• 適正化法ー4.滞納管理費等の回収
  • 5.破産法
  • 破産法
  • Sec.1

1破産法

堀川 寿和2021/12/14 11:05

破産法の目的

 破産法は、支払不能または債務超過にある債務者の財産等の清算に関する手続を定めること等により、債権者その他の利害関係人の利害および債務者と債権者との間の権利関係を適切に調整し、もって債務者の財産等の適正かつ公平な清算を図るとともに、債務者について経済生活の再生の機会の確保を図ることを目的とする。

破産免責とその効果

 破産免責とは、債務者が自分の持っている全財産をお金に換えて、各債権者に債権額に応じて分配、清算したあと、破産手続で債権者へ支払われなかった債務について、債務者による免責許可の申立てにもとづき、裁判所が免責許可決定を出すことによって、支払義務を免除することである。支払義務が免除されるのは、破産手続開始の決定がされた時点で破産者が負っていた借金などの債務である。したがって、破産手続開始決定の後に生じた債務については支払義務を免れない。


Point1 管理費等の滞納者が裁判所に破産手続の開始を申し立てて、破産手続の開始の決定を受けた場合も、滞納者が免責許可の決定を受けるまでは、管理組合は、破産手続に参加して滞納管理費の請求をすることができる


Point2 免責許可の決定が確定すると、原則として、破産手続開始の決定前に支払期日があった管理費等については支払義務を免れることになるので、これを請求することができなくなる


チェック問 滞納管理費等の回収 問題

管理業務主任者試験【チェック問 滞納管理費等の回収 問題】

1. 管理組合が管理費を滞納している区分所有者に書面で督促する場合、内容証明郵便で行わなければ、「催告」に該当せず、時効の完成猶予の効力を生じない。
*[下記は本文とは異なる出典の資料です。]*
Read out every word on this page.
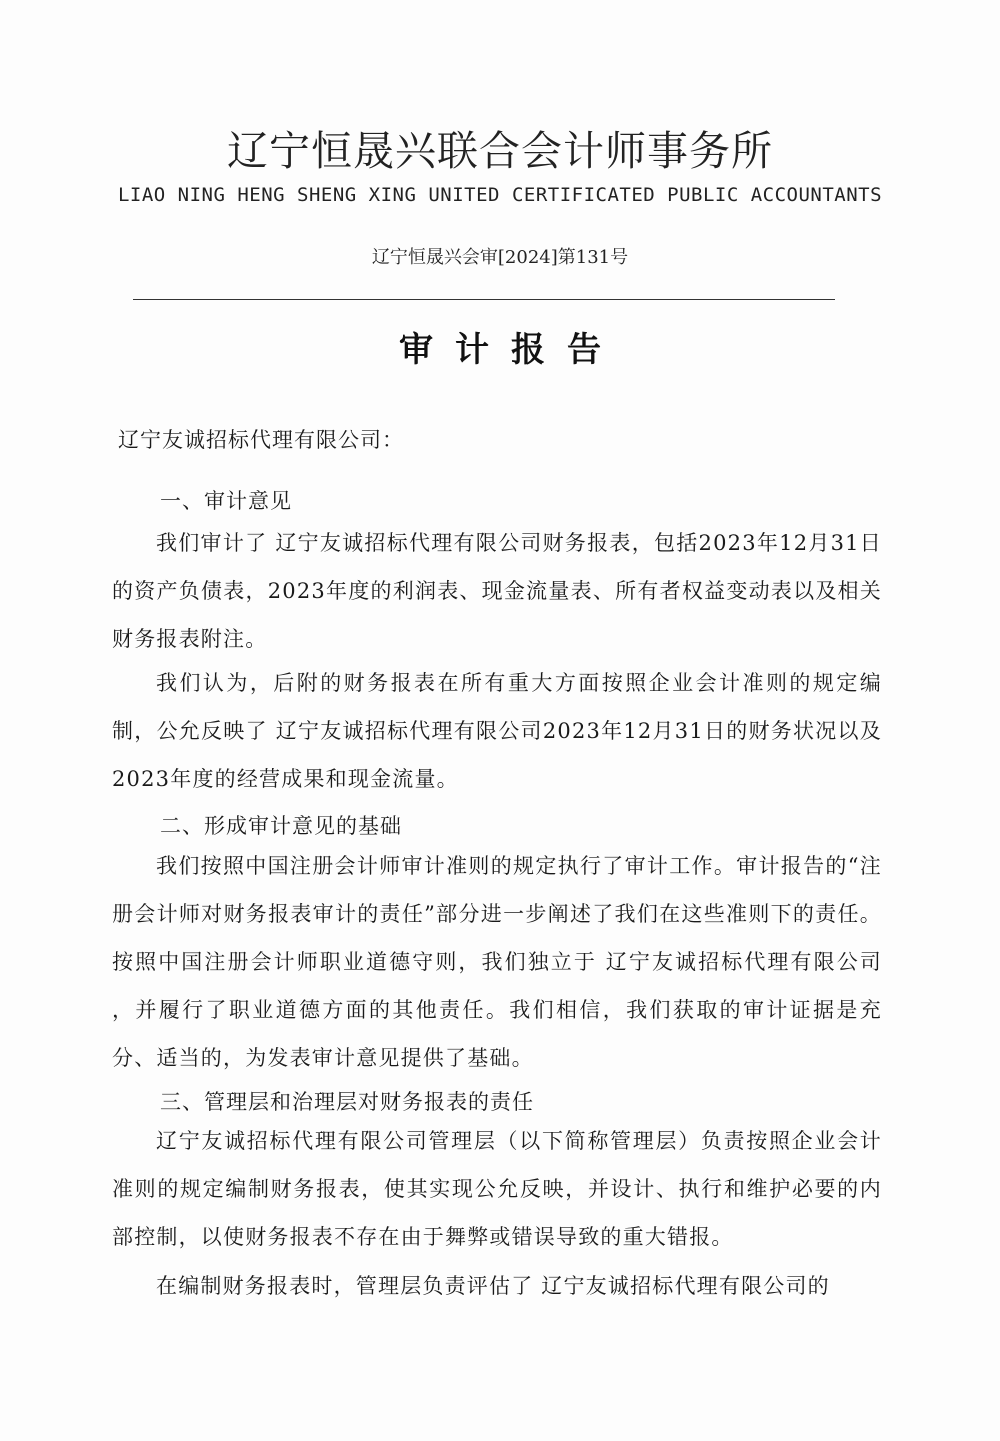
辽宁恒晟兴联合会计师事务所
LIAO NING HENG SHENG XING UNITED CERTIFICATED PUBLIC ACCOUNTANTS
辽宁恒晟兴会审[2024]第131号
审计报告
辽宁友诚招标代理有限公司：
一、审计意见
我们审计了 辽宁友诚招标代理有限公司财务报表，包括2023年12月31日的资产负债表，2023年度的利润表、现金流量表、所有者权益变动表以及相关财务报表附注。
我们认为，后附的财务报表在所有重大方面按照企业会计准则的规定编制，公允反映了 辽宁友诚招标代理有限公司2023年12月31日的财务状况以及 2023年度的经营成果和现金流量。
二、形成审计意见的基础
我们按照中国注册会计师审计准则的规定执行了审计工作。审计报告的“注册会计师对财务报表审计的责任”部分进一步阐述了我们在这些准则下的责任。按照中国注册会计师职业道德守则，我们独立于 辽宁友诚招标代理有限公司 ，并履行了职业道德方面的其他责任。我们相信，我们获取的审计证据是充分、适当的，为发表审计意见提供了基础。
三、管理层和治理层对财务报表的责任
辽宁友诚招标代理有限公司管理层（以下简称管理层）负责按照企业会计准则的规定编制财务报表，使其实现公允反映，并设计、执行和维护必要的内部控制，以使财务报表不存在由于舞弊或错误导致的重大错报。
在编制财务报表时，管理层负责评估了 辽宁友诚招标代理有限公司的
2. 競売によって区分所有権を買い受けた者は、通常の売買の場合と異なり、前区分所有者の滞納管理費の支払債務を承継しない。


3. 区分所有者は、自己の所有する住戸を賃貸し、そこに賃借人が居住するときでも、管理費の支払債務を負う。


4. 管理者は、滞納管理費に対する支払請求訴訟を提起するためには、管理費の滞納者に対し、あらかじめ書面により滞納管理費に対する支払督促をしておかなければならない。


5. 管理費を滞納している区分所有者が行方不明の場合は、管理組合は、その者に対して、滞納管理費の支払請求についての訴えを提起することはできない。


6. 滞納管理費の総額が60万円以下の場合でも、民事訴訟法の「少額訴訟」の手続によらず、通常の民事訴訟の手続によることができる。


7. 支払督促の申立てに対して、滞納者である区分所有者が督促異議の申立てをすると、通常の訴訟に移行する。


8. 管理費の滞納者が、破産手続開始の決定を受けた場合、その決定の日以後に到来する支払期の管理費の支払義務を免れる。


マンション管理士試験【チェック問 滞納管理費等の回収 問題】

1. 規約に滞納管理費及び修繕積立金の遅延損害金についての定めがない場合でも、管理組合は、滞納者に対して、年3%の遅延損害金を付加して請求することができる。


2. 滞納者が、滞納している管理費及び修繕積立金の支払を「3か月待ってほしい。」と、口頭で管理組合に告げていたのみでは消滅時効は更新しない。